Huh. Nice hack. I may have to give that a try for some of the more obscure stuff I deal with.

> Recently, it kind of made my life hell as all of my interns refuse to use docs and try using LLMs for rerun code generation and come to me with a messy code spaghetti. It's both sad and hilarious.

I'm really agog at this. Do your interns understand that if they're just an LLM prompt injector, their job can be done by anybody? I haven't bumped into this yet, but I think your reaction was a lot more positive than mine would have been.

I know that I certainly wouldn't be rehiring any interns that gave me that kind of grief.

alsodumb · 10 months ago
I am not the hiring manager, and unfortunately a lot of interviews and hiring decisions happen at org level or at my manager level. These are mostly sophomores/juniors - folks who went through school in post-COVID, post-LLM era with a lot of virtual classes.

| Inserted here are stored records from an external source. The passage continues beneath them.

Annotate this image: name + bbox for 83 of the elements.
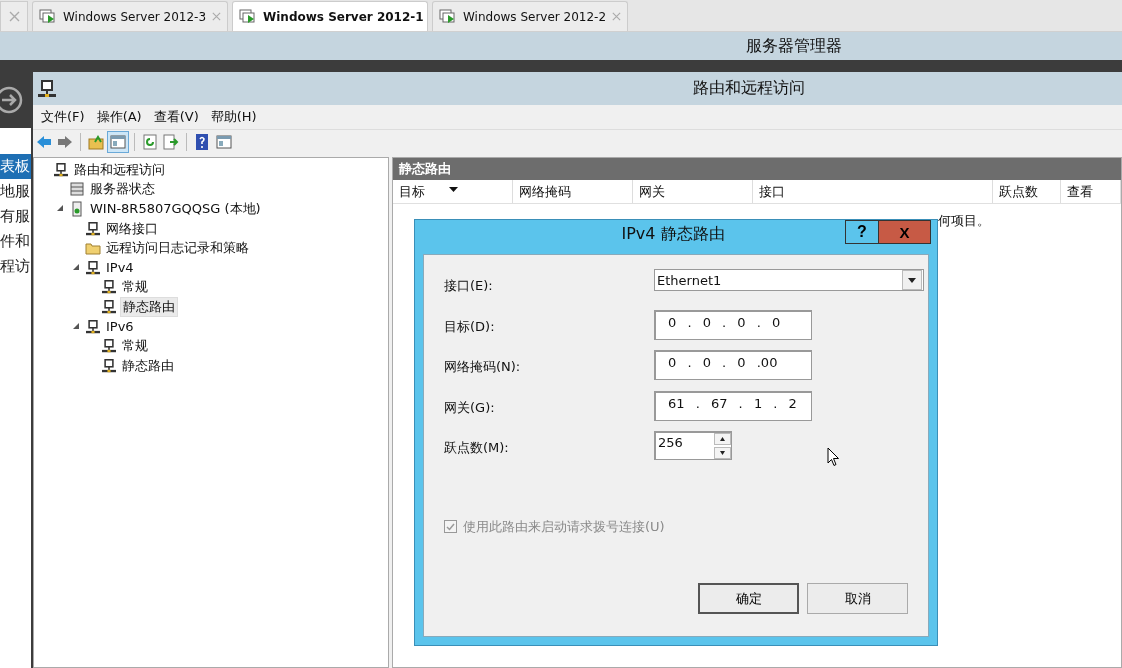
- window-title: 服务器管理器: [746, 35, 842, 57]
- tree-item[interactable]: 网络接口: [104, 219, 160, 238]
- window-title: 路由和远程访问: [693, 78, 805, 99]
- panel-header: 静态路由: [393, 158, 1121, 180]
- close-icon[interactable]: [612, 11, 621, 22]
- help-icon[interactable]: [193, 133, 211, 151]
- vm-icon: [39, 8, 57, 25]
- field-label: 接口(E):: [444, 277, 494, 295]
- field-label: 目标(D):: [444, 317, 496, 336]
- column-header[interactable]: 网关: [639, 180, 665, 203]
- dialog-title: IPv4 静态路由: [620, 224, 726, 245]
- field-label: 跃点数(M):: [444, 439, 510, 457]
- close-icon[interactable]: [212, 11, 221, 22]
- tree-item[interactable]: 静态路由: [120, 356, 176, 375]
- browser-tab[interactable]: Windows Server 2012-1: [232, 1, 428, 31]
- forward-icon[interactable]: [56, 133, 74, 151]
- field-label: 网络掩码(N):: [444, 358, 522, 376]
- tab-label: Windows Server 2012-1: [263, 9, 424, 24]
- cursor-icon: [827, 447, 840, 467]
- network-icon: [85, 221, 101, 236]
- tree-item[interactable]: IPv6: [104, 319, 136, 335]
- field-label: 网关(G):: [444, 398, 496, 417]
- tree-item[interactable]: 静态路由: [120, 296, 178, 317]
- expand-icon[interactable]: [57, 205, 63, 211]
- network-icon: [101, 280, 117, 295]
- vm-icon: [439, 8, 457, 25]
- dialog-button[interactable]: 确定: [698, 583, 799, 614]
- tab-label: Windows Server 2012-2: [463, 9, 607, 24]
- menu-item[interactable]: 帮助(H): [210, 108, 257, 126]
- interface-dropdown[interactable]: Ethernet1: [654, 269, 924, 291]
- column-header[interactable]: 目标: [399, 180, 425, 203]
- column-header[interactable]: 网络掩码: [519, 180, 571, 203]
- folder-icon: [85, 241, 101, 256]
- caret-icon: [908, 277, 916, 283]
- column-header[interactable]: 接口: [759, 180, 785, 203]
- computer-icon: [69, 201, 85, 217]
- forward-icon[interactable]: [0, 86, 23, 114]
- network-icon: [101, 299, 117, 314]
- tree-item[interactable]: 常规: [120, 337, 150, 356]
- vm-icon: [239, 8, 257, 25]
- sidebar-item[interactable]: 件和: [0, 229, 31, 254]
- back-icon[interactable]: [35, 133, 53, 151]
- tree-item[interactable]: 远程访问日志记录和策略: [104, 239, 251, 258]
- tree-item[interactable]: WIN-8R5807GQQSG (本地): [88, 200, 263, 218]
- network-icon: [101, 339, 117, 354]
- menu-item[interactable]: 文件(F): [41, 108, 85, 126]
- menu-item[interactable]: 查看(V): [153, 108, 199, 126]
- refresh-icon[interactable]: [141, 133, 159, 151]
- ip-address-field[interactable]: 0 . 0 . 0 .00: [654, 350, 812, 380]
- tree-item[interactable]: 路由和远程访问: [72, 160, 167, 179]
- sidebar-item[interactable]: 有服: [0, 204, 31, 229]
- column-header[interactable]: 查看: [1067, 180, 1093, 203]
- tab-label: Windows Server 2012-3: [63, 9, 207, 24]
- pane-icon[interactable]: [214, 132, 234, 152]
- folder-icon[interactable]: [87, 133, 105, 151]
- close-icon[interactable]: [8, 11, 20, 22]
- tree-item[interactable]: 服务器状态: [88, 180, 157, 199]
- server-icon: [69, 182, 85, 197]
- ip-address-field[interactable]: 61 . 67 . 1 . 2: [654, 390, 812, 421]
- dialog-button[interactable]: 取消: [807, 583, 908, 614]
- help-button[interactable]: ?: [845, 220, 879, 244]
- checkbox-label: 使用此路由来启动请求拨号连接(U): [463, 517, 665, 536]
- pane-icon[interactable]: [108, 132, 128, 152]
- sidebar-item[interactable]: 表板: [0, 154, 31, 179]
- close-button[interactable]: X: [879, 220, 931, 244]
- network-icon: [37, 79, 57, 98]
- tree-item[interactable]: IPv4: [104, 260, 136, 276]
- network-icon: [85, 319, 101, 334]
- network-icon: [53, 162, 69, 177]
- browser-tab[interactable]: Windows Server 2012-2: [432, 1, 628, 31]
- sidebar-item[interactable]: 程访: [0, 254, 31, 279]
- empty-message: 何项目。: [938, 213, 990, 228]
- expand-icon[interactable]: [73, 263, 79, 270]
- browser-tab[interactable]: Windows Server 2012-3: [32, 1, 228, 31]
- network-icon: [85, 260, 101, 275]
- column-header[interactable]: 跃点数: [999, 180, 1038, 203]
- sidebar-item[interactable]: 地服: [0, 179, 31, 204]
- tree-item[interactable]: 常规: [120, 278, 150, 297]
- export-icon[interactable]: [162, 133, 180, 151]
- network-icon: [101, 358, 117, 373]
- ip-address-field[interactable]: 0 . 0 . 0 . 0: [654, 309, 812, 340]
- menu-item[interactable]: 操作(A): [96, 108, 142, 126]
- expand-icon[interactable]: [73, 322, 79, 329]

I tried my best to explain it to them, and nudge them to using docs. I did live debugging sessions with them to try and 'teach' them how to use docs. Ultimately, it was taking away too much of my time for little to no return. I only started working in the industry like a month ago and it's my first time having interns that I didn't pick (back in school, I had undergad research assistants that I interviewed/selected, and they were all excellent) - still learning the ropes.

alsodumb commented on Show HN: Scripton – Python IDE with built-in realtime visualizations   scripton.dev... · Posted by u/nightcraft
alsodumb · 10 months ago
I am a robotics engineer/scientist and I do shit ton of visualization of all kind of high-fidelity/high-rate data, often in a streaming setting - time series at a few thousand Hz, RGB/depth images from multiple cameras, debugging my models by visualizing many layer outputs, every augmentation, etc.

For a long time, I had my own observability suite - a messy library of python scripts that I use for visualizing data. I replaced all of them with rerun (https://rerun.io/) and if you are someone who think Scipton is exciting, you should def try rerun too!

I use cursor/vscode for my development and add a line or two to my usual workflows in python, and rerun pops up in it's own window. It's a simple pip installable library, and just works. It's open source, and the founders run a very active forum too.

Edit: One slightly related tid-bit that might be interesting to HN folks. rerun isn't that old, and is in active development, with some breaking changes and new features that come up every month. And it means that LLM are pretty bad at rerun code gen, beyond the simple boilerplate. Recently, it kind of made my life hell as all of my interns refuse to use docs and try using LLMs for rerun code generation and come to me with a messy code spaghetti. It's both sad and hilarious. To make my life easier, I asked rerun folks to create and host machine readable docs somewhere and they never got to it. So I just scrape their docs into a markdown file and ask my interns to paste the docs in their prompt before they query LLMs and it works like a charm now.